Officials in New Jersey, Pennsylvania and Virginia are showing interest in joining the nine-state Regional Greenhouse Gas Initiative led by New York, and Canada’s Ontario plans to join California’s market with Quebec next year.
The leaders of California and New York are even voicing support for linking the two systems, which have both taken steps since July to extend these so-called cap-and-trade programs. States are leading the U.S. effort to curb greenhouse-gas emissions after Trump decided to pull out of the global Paris climate accord.
“This cap-and-trade system is working to reduce greenhouse gases and is generating millions of dollars of private investment,” California Governor Jerry Brown said at a New York press conference Wednesday. “I would very much welcome the state of New York.”
Phil Murphy, a Democrat running to replace New Jersey Governor Chris Christie in November, wants to rejoin the Northeast program “immediately,” according to an online policy statement. His Republican opponent, Lieutenant Governor Kim Guadagno, also supports rejoining RGGI, a move state lawmakers have passed and her boss has vetoed three times.
“Under the Trump presidency that’s stalled action on climate change, we’re seeing renewed interest in linking markets,” Jackson Morris, director of the Natural Resources Defense Council’s eastern energy project. Expanding and connecting markets “can expand reductions at lower cost.”
In Pennsylvania, Governor Tom Wolf, a Democrat, pledged during his 2014 campaign to join RGGI but has since faced resistance from the Republican-controlled senate and assembly. And in Virginia, Governor Terry McAuliffe issued a executive order in May that the state develop market-based mechanisms to get “trading-ready,” as part of a plan to reduce carbon emissions.

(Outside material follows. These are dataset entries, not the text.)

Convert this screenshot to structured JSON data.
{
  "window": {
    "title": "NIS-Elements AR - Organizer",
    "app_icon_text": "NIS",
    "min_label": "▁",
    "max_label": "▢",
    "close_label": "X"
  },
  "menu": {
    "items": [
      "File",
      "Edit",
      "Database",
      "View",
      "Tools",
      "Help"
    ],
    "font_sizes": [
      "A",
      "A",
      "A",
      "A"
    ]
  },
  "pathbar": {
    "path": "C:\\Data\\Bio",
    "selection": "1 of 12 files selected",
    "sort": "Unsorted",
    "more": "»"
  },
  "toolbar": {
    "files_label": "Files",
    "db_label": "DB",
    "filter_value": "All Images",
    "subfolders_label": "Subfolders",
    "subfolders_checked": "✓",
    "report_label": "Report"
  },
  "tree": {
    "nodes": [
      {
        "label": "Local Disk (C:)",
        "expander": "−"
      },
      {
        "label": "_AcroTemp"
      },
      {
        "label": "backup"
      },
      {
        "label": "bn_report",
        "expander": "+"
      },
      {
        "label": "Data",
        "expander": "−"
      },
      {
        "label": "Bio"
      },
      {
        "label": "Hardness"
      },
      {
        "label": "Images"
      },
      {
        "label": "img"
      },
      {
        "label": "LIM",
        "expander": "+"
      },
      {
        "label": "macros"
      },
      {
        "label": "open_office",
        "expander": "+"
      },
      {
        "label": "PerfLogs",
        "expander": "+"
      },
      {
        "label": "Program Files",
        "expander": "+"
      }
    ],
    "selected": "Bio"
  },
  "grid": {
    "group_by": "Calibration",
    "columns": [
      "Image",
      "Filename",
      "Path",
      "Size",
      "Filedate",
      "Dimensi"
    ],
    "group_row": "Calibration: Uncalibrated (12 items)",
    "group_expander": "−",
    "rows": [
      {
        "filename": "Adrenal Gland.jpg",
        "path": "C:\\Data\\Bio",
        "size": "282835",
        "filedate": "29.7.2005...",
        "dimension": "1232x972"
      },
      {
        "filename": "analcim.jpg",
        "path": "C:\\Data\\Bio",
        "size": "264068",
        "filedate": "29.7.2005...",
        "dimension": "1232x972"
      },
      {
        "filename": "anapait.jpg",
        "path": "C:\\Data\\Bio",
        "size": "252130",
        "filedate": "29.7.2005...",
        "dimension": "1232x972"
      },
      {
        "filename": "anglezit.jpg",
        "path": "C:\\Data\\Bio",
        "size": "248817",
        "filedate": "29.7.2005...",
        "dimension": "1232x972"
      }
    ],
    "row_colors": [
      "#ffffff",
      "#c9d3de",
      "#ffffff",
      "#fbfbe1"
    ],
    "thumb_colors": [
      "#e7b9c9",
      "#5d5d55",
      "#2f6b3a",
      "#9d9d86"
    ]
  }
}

“We will share our experience with anyone and if New Jersey’s next administration wants to join us again we’ll welcome them,” said Katie Dykes, chairman of both the RGGI board of directors and the Connecticut Public Utilities Regulatory Authority. “We have been communicating with people in Virginia.”
Connecticut has raised $178 million through its auctions and invested most of that toward energy efficiency and renewable power projects. Dykes plans to hold a hearing in Baltimore Monday to discuss plans for RGGI to reduce emissions by 30 percent from 2020 to 2030.
Europe already has a large regional cap-and-trade system, and similar markets are under development in Asia. Connecting carbon markets offers the opportunity to add scale and further reduce air pollution, said Paula DiPerna, special adviser to CDP, an environmental non-profit.
“It’s crucial that all these markets around the world link up together,” DiPerna said in an interview. “These markets have to be large and liquid, so linkage is essential to expand scope even if there are some growing pains.”
The push by public and private leaders from New York to California has put greenhouse gases on track to fall 12 percent to 14 percent below 2005 levels over the next eight years, according to a Sept. 18 study by NewClimate Institute and The Climate Group. The U.S. pledged cuts of 26 percent to 28 percent during that period under the global Paris pact brokered in 2015. Trump announced in June that the U.S. would exit the agreement.
New York Governor Andrew Cuomo is in favor of connecting the East Coast market with the California system.
“I think it is a very interesting idea,” Cuomo said at the event with Brown. ‘‘The devil is in the details. But I’d be very interested in it.”